Building One Vanderbilt
Imagine a brand new 1,400-foot office tower in New York City. Imagine it’s adjacent to Grand Central Terminal, one of the busiest train stations in the world. Imagine it has column-free open floor plans and soaring ceilings. For over a year, AECOM Tishman’s vertical construction experts have been hard at work making this a reality.
Tunneling through challenges
One Vanderbilt is directly above a web of railroad tunnels, making it the city’s best connected building to public transit.
Also taking up space in the basement is what will become One Vanderbilt’s nontraditional, underground loading dock. In order for trucks to access this loading dock, a huge elevator has to be installed, along with a giant turntable to spin the trucks around in the tight quarters.
The winding train tunnels, combined with space mapped out for the truck elevator, posed a challenge when placing the building’s steel framing and columns. Custom box columns were built and fixed around these obstacles. One of these unique box columns starts in the basement and is unbraced from the ground floor to the sixth, allowing the southeast side of the building to be cantilevered. This opens up the pedestrian view of Grand Central from 42nd Street — a view that has been obstructed for nearly a century.
OneDesign for One Vanderbilt
Efficiency in construction leads to cost and time savings. With this in mind, AECOM Tishman’s Emerging Technologies team implemented a proprietary coordination process called OneDesign.
Traditional coordination processes allow fabrication of structural steel to move forward without input from large-scale mechanical, electrical and plumbing (MEP) systems. This strictly limits the owner and construction team’s ability to make changes that may have financial benefits in the long run.
Instead, OneDesign focuses on coordinating the major MEP systems sooner, allowing for greater flexibility and greater price certainty at the time of the MEP award. By implementing OneDesign at One Vanderbilt, steel erection and MEP coordination began ahead of schedule. It also fostered collaboration between the design and construction teams and prevented the potential for costly field changes.
OneDesign’s success is not limited to One Vanderbilt — AECOM Tishman has implemented the process at several iconic projects including the World Trade Center, Hudson Yards and Manhattan West.
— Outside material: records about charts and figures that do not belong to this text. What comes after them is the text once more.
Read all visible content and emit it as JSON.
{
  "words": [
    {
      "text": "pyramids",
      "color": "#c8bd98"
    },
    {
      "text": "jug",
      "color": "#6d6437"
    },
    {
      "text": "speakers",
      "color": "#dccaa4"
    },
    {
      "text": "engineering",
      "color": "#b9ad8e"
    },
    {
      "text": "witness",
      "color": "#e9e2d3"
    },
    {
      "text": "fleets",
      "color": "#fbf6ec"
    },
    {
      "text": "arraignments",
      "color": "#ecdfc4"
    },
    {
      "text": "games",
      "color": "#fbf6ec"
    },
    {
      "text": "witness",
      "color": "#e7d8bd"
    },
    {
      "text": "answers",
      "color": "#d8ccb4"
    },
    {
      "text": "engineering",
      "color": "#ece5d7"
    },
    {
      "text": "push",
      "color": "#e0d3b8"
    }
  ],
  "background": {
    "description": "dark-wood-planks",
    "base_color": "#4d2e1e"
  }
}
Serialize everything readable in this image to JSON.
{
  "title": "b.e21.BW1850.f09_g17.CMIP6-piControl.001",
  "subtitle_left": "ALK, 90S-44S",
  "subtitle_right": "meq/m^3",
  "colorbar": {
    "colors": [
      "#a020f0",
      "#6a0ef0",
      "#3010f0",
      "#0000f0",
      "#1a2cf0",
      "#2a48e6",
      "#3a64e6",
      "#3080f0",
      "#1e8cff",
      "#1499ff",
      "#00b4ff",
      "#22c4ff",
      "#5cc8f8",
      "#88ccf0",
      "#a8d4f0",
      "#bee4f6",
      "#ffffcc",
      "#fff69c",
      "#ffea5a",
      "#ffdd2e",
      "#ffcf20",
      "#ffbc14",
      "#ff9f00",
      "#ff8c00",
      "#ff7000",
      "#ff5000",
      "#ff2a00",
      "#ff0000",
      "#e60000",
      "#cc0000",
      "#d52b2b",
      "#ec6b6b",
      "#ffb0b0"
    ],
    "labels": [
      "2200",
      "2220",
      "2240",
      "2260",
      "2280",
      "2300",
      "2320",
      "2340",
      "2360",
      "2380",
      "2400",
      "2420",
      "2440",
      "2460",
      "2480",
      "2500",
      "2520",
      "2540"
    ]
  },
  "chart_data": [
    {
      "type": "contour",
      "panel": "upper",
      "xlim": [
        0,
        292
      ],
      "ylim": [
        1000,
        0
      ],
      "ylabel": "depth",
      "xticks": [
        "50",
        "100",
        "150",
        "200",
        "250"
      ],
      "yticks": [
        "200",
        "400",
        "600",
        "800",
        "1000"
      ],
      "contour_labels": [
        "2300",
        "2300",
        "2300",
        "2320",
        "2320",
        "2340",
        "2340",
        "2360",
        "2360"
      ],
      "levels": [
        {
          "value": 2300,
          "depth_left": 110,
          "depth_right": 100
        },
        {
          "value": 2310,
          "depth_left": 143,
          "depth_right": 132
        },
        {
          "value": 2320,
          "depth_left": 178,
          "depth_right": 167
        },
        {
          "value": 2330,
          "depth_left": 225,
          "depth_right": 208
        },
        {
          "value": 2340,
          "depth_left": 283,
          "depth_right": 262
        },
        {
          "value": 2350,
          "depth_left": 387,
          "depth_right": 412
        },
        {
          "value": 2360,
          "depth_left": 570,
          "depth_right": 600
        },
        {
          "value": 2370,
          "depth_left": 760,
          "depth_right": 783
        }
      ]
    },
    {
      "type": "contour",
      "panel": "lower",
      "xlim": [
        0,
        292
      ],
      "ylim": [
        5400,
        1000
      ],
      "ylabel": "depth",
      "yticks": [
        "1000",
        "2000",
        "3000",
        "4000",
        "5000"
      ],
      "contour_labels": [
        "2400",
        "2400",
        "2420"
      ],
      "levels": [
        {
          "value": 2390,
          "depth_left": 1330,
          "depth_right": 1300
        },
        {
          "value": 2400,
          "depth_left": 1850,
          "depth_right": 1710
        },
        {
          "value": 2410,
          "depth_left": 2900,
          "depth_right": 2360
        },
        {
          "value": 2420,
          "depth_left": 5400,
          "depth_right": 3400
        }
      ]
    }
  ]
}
Cementing a place in history
One Vanderbilt’s dual steel-framed and reinforced concrete core requires a complex foundation. When it was time to lay this mat-foundation, it was the largest continuous concrete pour in Manhattan’s history. Over a span of nineteen hours, five pumps poured 8,438 tons of concrete to lay a mat-foundation that is nine and a half feet deep. It will support One Vanderbilt’s nearly 9,000 tons of reinforced concrete and 25,000 tons of steel. You can stack 5,500 elephants on this foundation, and it wouldn’t falter.
SL Green imagined One Vanderbilt as New York City’s newest icon. AECOM Tishman is proud to deliver.